Difficulties in conducting foreign trade activities
Designed for those who have at least once thought about supplying their goods for export, but do not know how this can be done. After all, it is quite obvious that in conditions of fierce competition it is necessary to sell your products or goods not only in domestic but also in foreign markets. Few people know that currently another new service has appeared on the market, the meaning of which is that a certain specialized company takes on all the exporter’s problems associated with the delivery of goods abroad.

Unfair competition in foreign trade activities
It looks something like this. The price offered for delivery is quite attractive, but it does not say that this is only for transportation (without customs clearance) or only for the first delivery, and then it will be more expensive. Nowhere is it emphasized that the company is responsible only for the transportation of goods and they are responsible for customs clearance some other companies that are involved as counterparties. These companies can change all the time, so their disclaimer is very likely.
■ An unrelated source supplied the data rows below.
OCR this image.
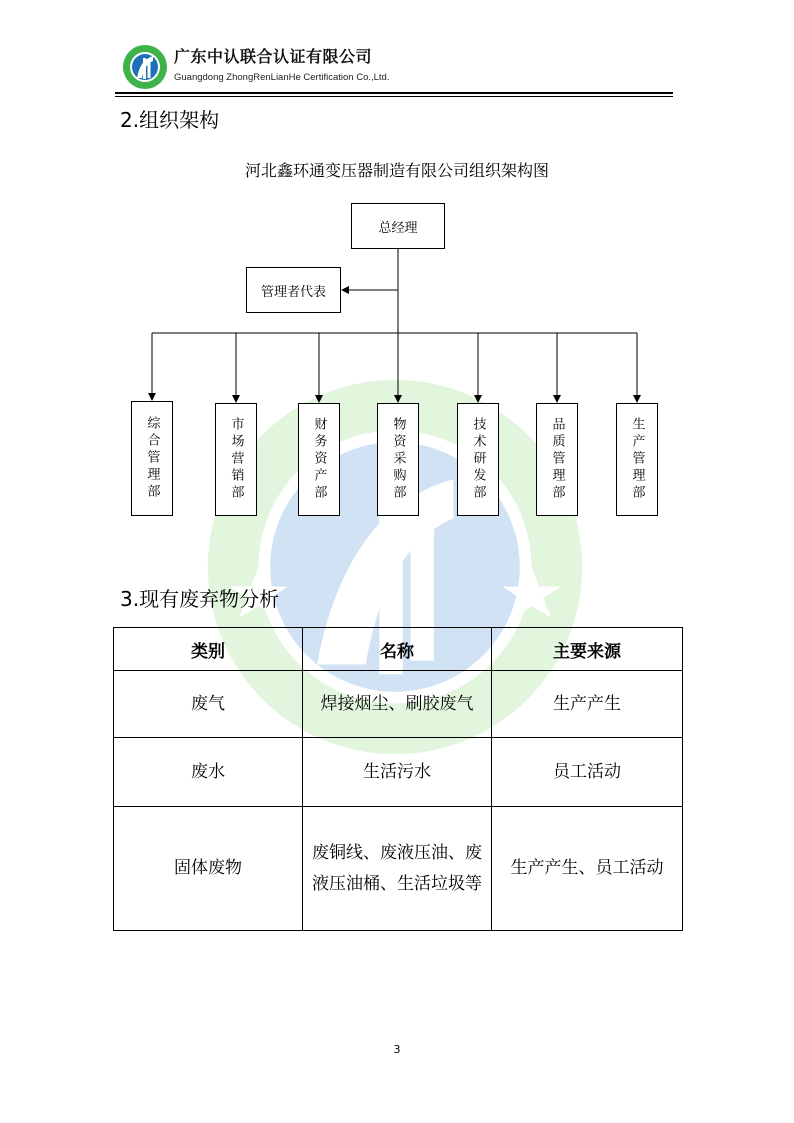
广东中认联合认证有限公司
Guangdong ZhongRenLianHe Certification Co.,Ltd.
2.组织架构
河北鑫环通变压器制造有限公司组织架构图
总经理
管理者代表
综合管理部	市场营销部	财务资产部	物资采购部	技术研发部	品质管理部	生产管理部
3.现有废弃物分析
类别	名称	主要来源
废气	焊接烟尘、刷胶废气	生产产生
废水	生活污水	员工活动
固体废物	废铜线、废液压油、废液压油桶、生活垃圾等	生产产生、员工活动
3
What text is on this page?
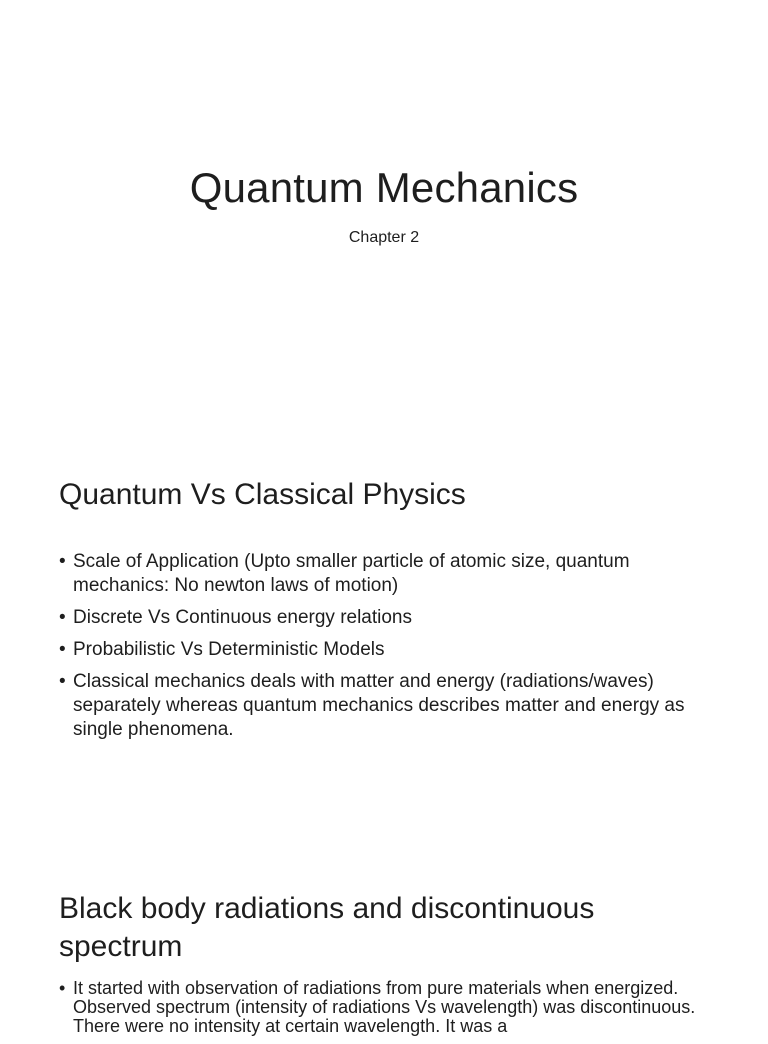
Quantum Mechanics
Chapter 2
Quantum Vs Classical Physics
• Scale of Application (Upto smaller particle of atomic size, quantum mechanics: No newton laws of motion)
• Discrete Vs Continuous energy relations
• Probabilistic Vs Deterministic Models
• Classical mechanics deals with matter and energy (radiations/waves) separately whereas quantum mechanics describes matter and energy as single phenomena.
Black body radiations and discontinuous spectrum
• It started with observation of radiations from pure materials when energized. Observed spectrum (intensity of radiations Vs wavelength) was discontinuous. There were no intensity at certain wavelength. It was a
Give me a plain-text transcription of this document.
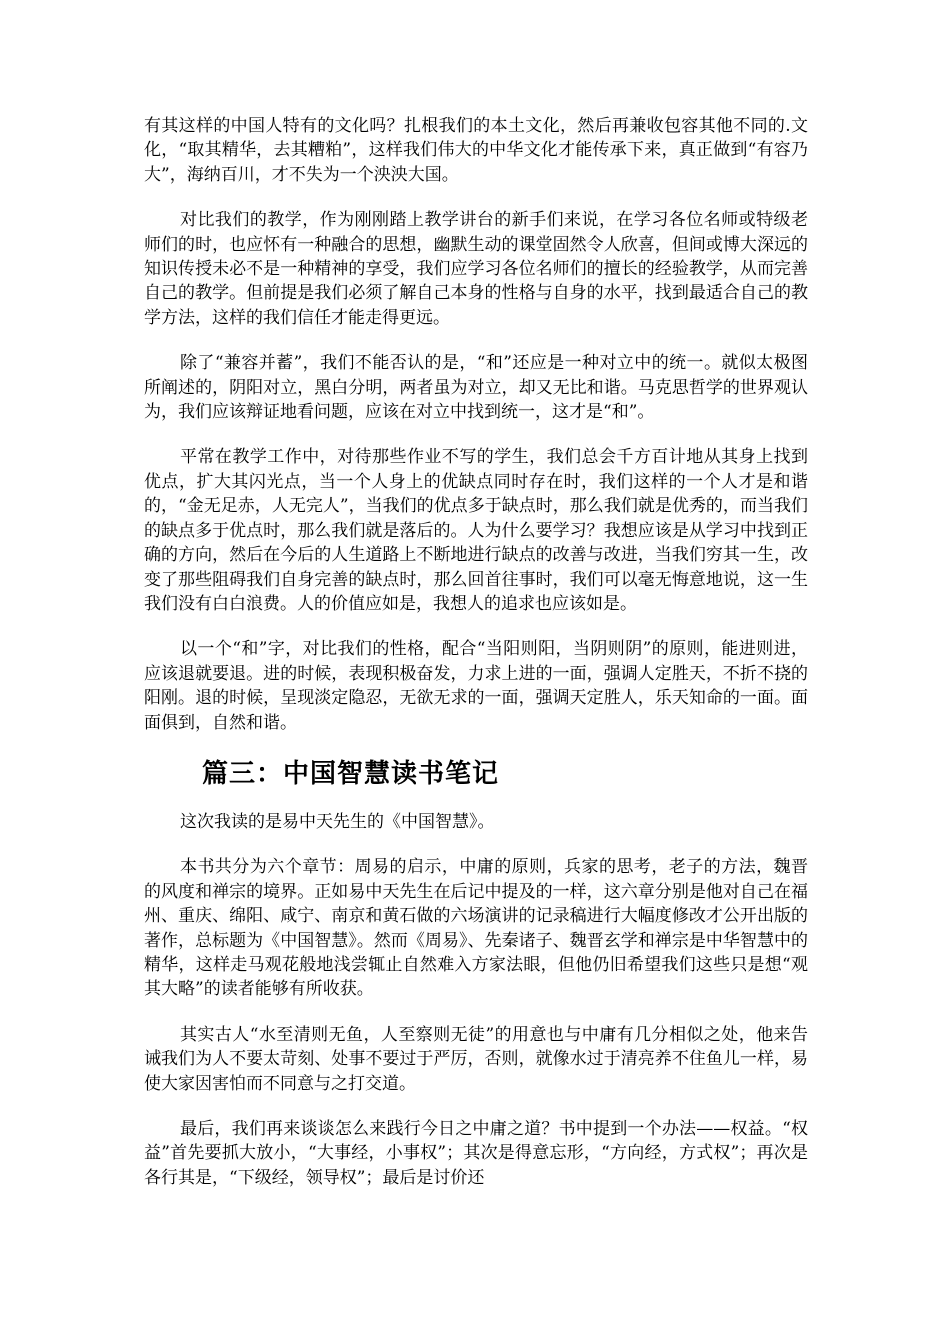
有其这样的中国人特有的文化吗？扎根我们的本土文化，然后再兼收包容其他不同的.文化，“取其精华，去其糟粕”，这样我们伟大的中华文化才能传承下来，真正做到“有容乃大”，海纳百川，才不失为一个泱泱大国。

对比我们的教学，作为刚刚踏上教学讲台的新手们来说，在学习各位名师或特级老师们的时，也应怀有一种融合的思想，幽默生动的课堂固然令人欣喜，但间或博大深远的知识传授未必不是一种精神的享受，我们应学习各位名师们的擅长的经验教学，从而完善自己的教学。但前提是我们必须了解自己本身的性格与自身的水平，找到最适合自己的教学方法，这样的我们信任才能走得更远。

除了“兼容并蓄”，我们不能否认的是，“和”还应是一种对立中的统一。就似太极图所阐述的，阴阳对立，黑白分明，两者虽为对立，却又无比和谐。马克思哲学的世界观认为，我们应该辩证地看问题，应该在对立中找到统一，这才是“和”。

平常在教学工作中，对待那些作业不写的学生，我们总会千方百计地从其身上找到优点，扩大其闪光点，当一个人身上的优缺点同时存在时，我们这样的一个人才是和谐的，“金无足赤，人无完人”，当我们的优点多于缺点时，那么我们就是优秀的，而当我们的缺点多于优点时，那么我们就是落后的。人为什么要学习？我想应该是从学习中找到正确的方向，然后在今后的人生道路上不断地进行缺点的改善与改进，当我们穷其一生，改变了那些阻碍我们自身完善的缺点时，那么回首往事时，我们可以毫无悔意地说，这一生我们没有白白浪费。人的价值应如是，我想人的追求也应该如是。

以一个“和”字，对比我们的性格，配合“当阳则阳，当阴则阴”的原则，能进则进，应该退就要退。进的时候，表现积极奋发，力求上进的一面，强调人定胜天，不折不挠的阳刚。退的时候，呈现淡定隐忍，无欲无求的一面，强调天定胜人，乐天知命的一面。面面俱到，自然和谐。

篇三：中国智慧读书笔记

这次我读的是易中天先生的《中国智慧》。

本书共分为六个章节：周易的启示，中庸的原则，兵家的思考，老子的方法，魏晋的风度和禅宗的境界。正如易中天先生在后记中提及的一样，这六章分别是他对自己在福州、重庆、绵阳、咸宁、南京和黄石做的六场演讲的记录稿进行大幅度修改才公开出版的著作，总标题为《中国智慧》。然而《周易》、先秦诸子、魏晋玄学和禅宗是中华智慧中的精华，这样走马观花般地浅尝辄止自然难入方家法眼，但他仍旧希望我们这些只是想“观其大略”的读者能够有所收获。

其实古人“水至清则无鱼，人至察则无徒”的用意也与中庸有几分相似之处，他来告诫我们为人不要太苛刻、处事不要过于严厉，否则，就像水过于清亮养不住鱼儿一样，易使大家因害怕而不同意与之打交道。

最后，我们再来谈谈怎么来践行今日之中庸之道？书中提到一个办法——权益。“权益”首先要抓大放小，“大事经，小事权”；其次是得意忘形，“方向经，方式权”；再次是各行其是，“下级经，领导权”；最后是讨价还
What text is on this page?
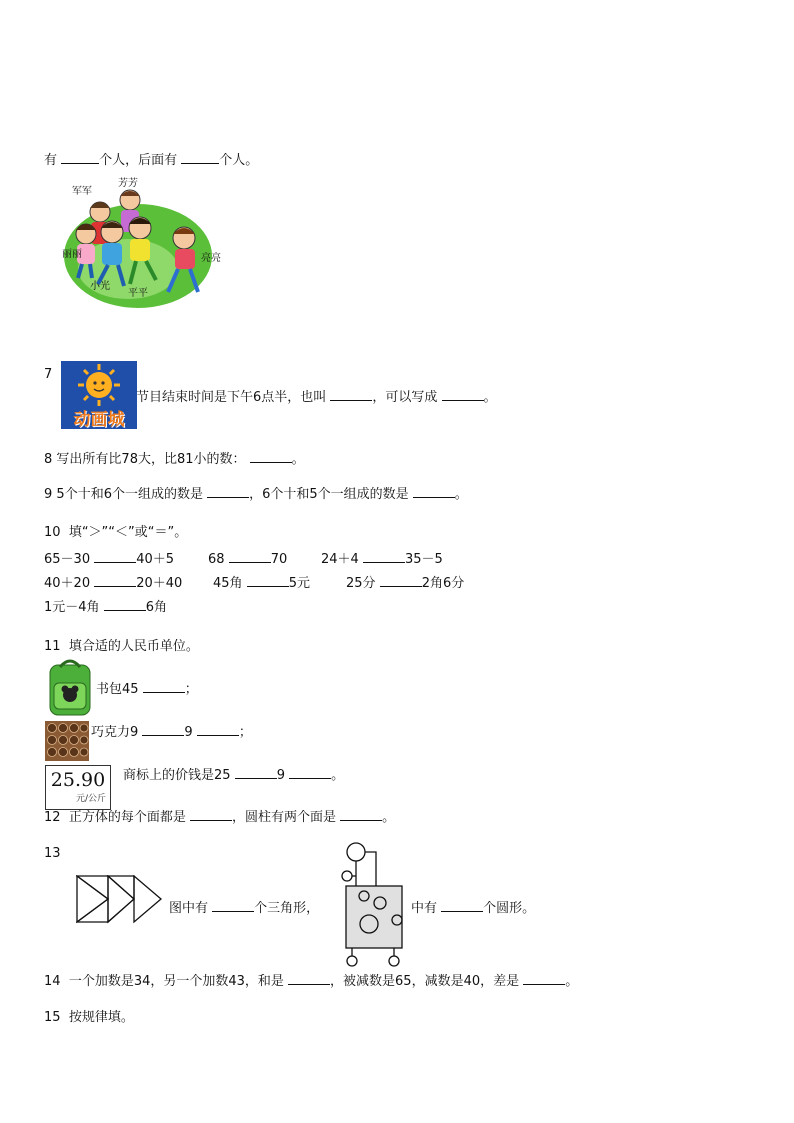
有	个人，后面有	个人。
军军
芳芳
丽丽
小光
平平
亮亮
7
动画城
节目结束时间是下午6点半，也叫	，可以写成	。
8 写出所有比78大，比81小的数：	。
9 5个十和6个一组成的数是	，6个十和5个一组成的数是	。
10 填“＞”“＜”或“＝”。
65－30	40＋5	68	70	24＋4	35－5
40＋20	20＋40 45角	5元	25分	2角6分
1元－4角	6角
11 填合适的人民币单位。
书包45	；
巧克力9	9	；
25.90
元/公斤
商标上的价钱是25	9	。
12 正方体的每个面都是	，圆柱有两个面是	。
13
图中有	个三角形，	中有	个圆形。
14 一个加数是34，另一个加数43，和是	，被减数是65，减数是40，差是	。
15 按规律填。
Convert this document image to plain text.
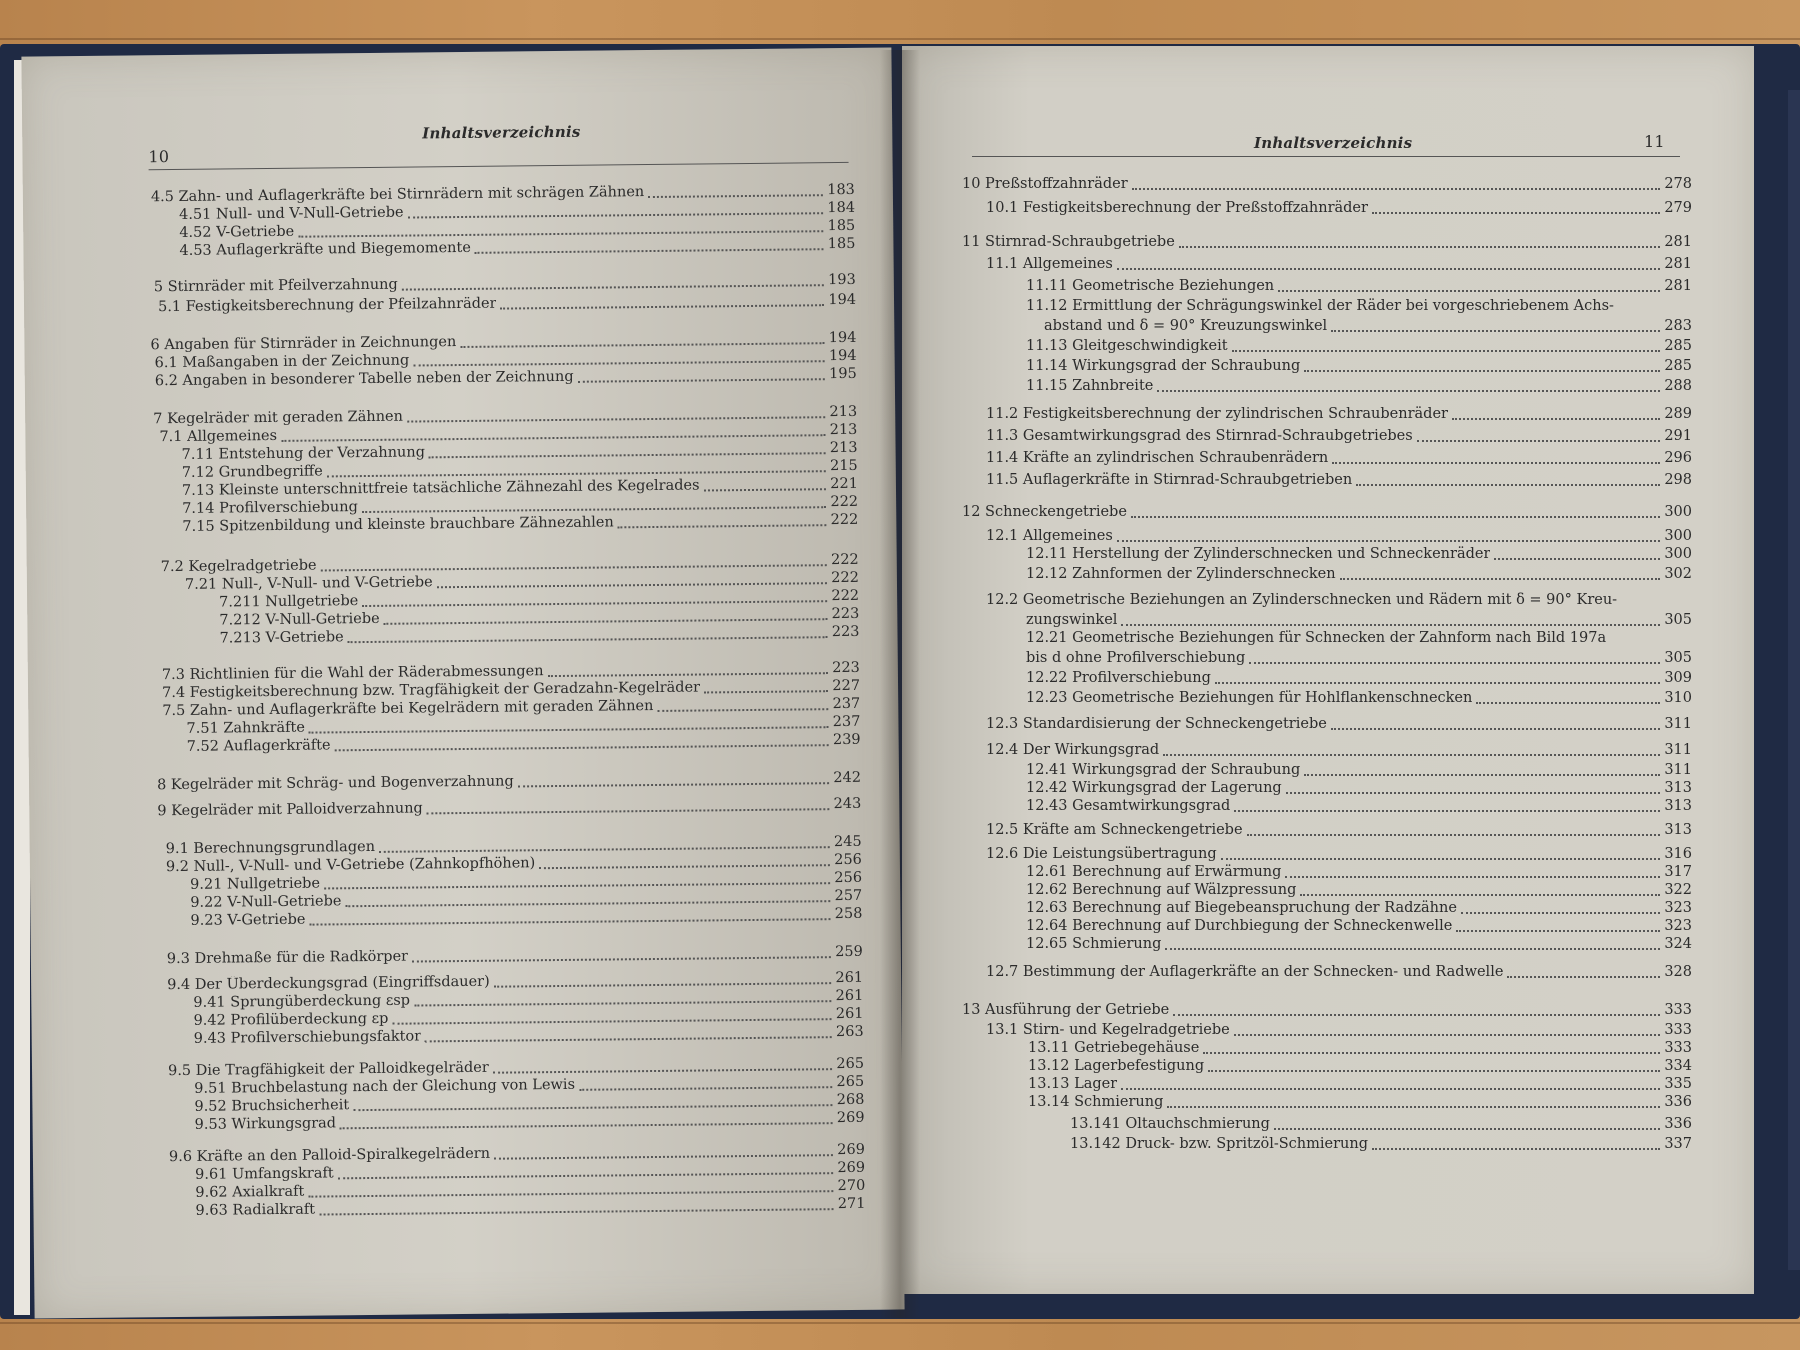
10
Inhaltsverzeichnis
4.5 Zahn- und Auflagerkräfte bei Stirnrädern mit schrägen Zähnen	183
4.51 Null- und V-Null-Getriebe	184
4.52 V-Getriebe	185
4.53 Auflagerkräfte und Biegemomente	185
5 Stirnräder mit Pfeilverzahnung	193
5.1 Festigkeitsberechnung der Pfeilzahnräder	194
6 Angaben für Stirnräder in Zeichnungen	194
6.1 Maßangaben in der Zeichnung	194
6.2 Angaben in besonderer Tabelle neben der Zeichnung	195
7 Kegelräder mit geraden Zähnen	213
7.1 Allgemeines	213
7.11 Entstehung der Verzahnung	213
7.12 Grundbegriffe	215
7.13 Kleinste unterschnittfreie tatsächliche Zähnezahl des Kegelrades	221
7.14 Profilverschiebung	222
7.15 Spitzenbildung und kleinste brauchbare Zähnezahlen	222
7.2 Kegelradgetriebe	222
7.21 Null-, V-Null- und V-Getriebe	222
7.211 Nullgetriebe	222
7.212 V-Null-Getriebe	223
7.213 V-Getriebe	223
7.3 Richtlinien für die Wahl der Räderabmessungen	223
7.4 Festigkeitsberechnung bzw. Tragfähigkeit der Geradzahn-Kegelräder	227
7.5 Zahn- und Auflagerkräfte bei Kegelrädern mit geraden Zähnen	237
7.51 Zahnkräfte	237
7.52 Auflagerkräfte	239
8 Kegelräder mit Schräg- und Bogenverzahnung	242
9 Kegelräder mit Palloidverzahnung	243
9.1 Berechnungsgrundlagen	245
9.2 Null-, V-Null- und V-Getriebe (Zahnkopfhöhen)	256
9.21 Nullgetriebe	256
9.22 V-Null-Getriebe	257
9.23 V-Getriebe	258
9.3 Drehmaße für die Radkörper	259
9.4 Der Überdeckungsgrad (Eingriffsdauer)	261
9.41 Sprungüberdeckung εsp	261
9.42 Profilüberdeckung εp	261
9.43 Profilverschiebungsfaktor	263
9.5 Die Tragfähigkeit der Palloidkegelräder	265
9.51 Bruchbelastung nach der Gleichung von Lewis	265
9.52 Bruchsicherheit	268
9.53 Wirkungsgrad	269
9.6 Kräfte an den Palloid-Spiralkegelrädern	269
9.61 Umfangskraft	269
9.62 Axialkraft	270
9.63 Radialkraft	271
Inhaltsverzeichnis	11
10 Preßstoffzahnräder	278
10.1 Festigkeitsberechnung der Preßstoffzahnräder	279
11 Stirnrad-Schraubgetriebe	281
11.1 Allgemeines	281
11.11 Geometrische Beziehungen	281
11.12 Ermittlung der Schrägungswinkel der Räder bei vorgeschriebenem Achs-
abstand und δ = 90° Kreuzungswinkel	283
11.13 Gleitgeschwindigkeit	285
11.14 Wirkungsgrad der Schraubung	285
11.15 Zahnbreite	288
11.2 Festigkeitsberechnung der zylindrischen Schraubenräder	289
11.3 Gesamtwirkungsgrad des Stirnrad-Schraubgetriebes	291
11.4 Kräfte an zylindrischen Schraubenrädern	296
11.5 Auflagerkräfte in Stirnrad-Schraubgetrieben	298
12 Schneckengetriebe	300
12.1 Allgemeines	300
12.11 Herstellung der Zylinderschnecken und Schneckenräder	300
12.12 Zahnformen der Zylinderschnecken	302
12.2 Geometrische Beziehungen an Zylinderschnecken und Rädern mit δ = 90° Kreu-
zungswinkel	305
12.21 Geometrische Beziehungen für Schnecken der Zahnform nach Bild 197a
bis d ohne Profilverschiebung	305
12.22 Profilverschiebung	309
12.23 Geometrische Beziehungen für Hohlflankenschnecken	310
12.3 Standardisierung der Schneckengetriebe	311
12.4 Der Wirkungsgrad	311
12.41 Wirkungsgrad der Schraubung	311
12.42 Wirkungsgrad der Lagerung	313
12.43 Gesamtwirkungsgrad	313
12.5 Kräfte am Schneckengetriebe	313
12.6 Die Leistungsübertragung	316
12.61 Berechnung auf Erwärmung	317
12.62 Berechnung auf Wälzpressung	322
12.63 Berechnung auf Biegebeanspruchung der Radzähne	323
12.64 Berechnung auf Durchbiegung der Schneckenwelle	323
12.65 Schmierung	324
12.7 Bestimmung der Auflagerkräfte an der Schnecken- und Radwelle	328
13 Ausführung der Getriebe	333
13.1 Stirn- und Kegelradgetriebe	333
13.11 Getriebegehäuse	333
13.12 Lagerbefestigung	334
13.13 Lager	335
13.14 Schmierung	336
13.141 Öltauchschmierung	336
13.142 Druck- bzw. Spritzöl-Schmierung	337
Features of modern outsourcing of foreign trade activities
Outsourcing of foreign trade activities is a comprehensive solution that includes delivery and customs clearance, from economic calculations and creation of a contract, to the release of cargo from customs. This is the transfer by a trading organization in Russia of its existing business processes for the transportation and customs clearance of imported goods, on the basis of a long-term contract with a company specializing in the relevant field.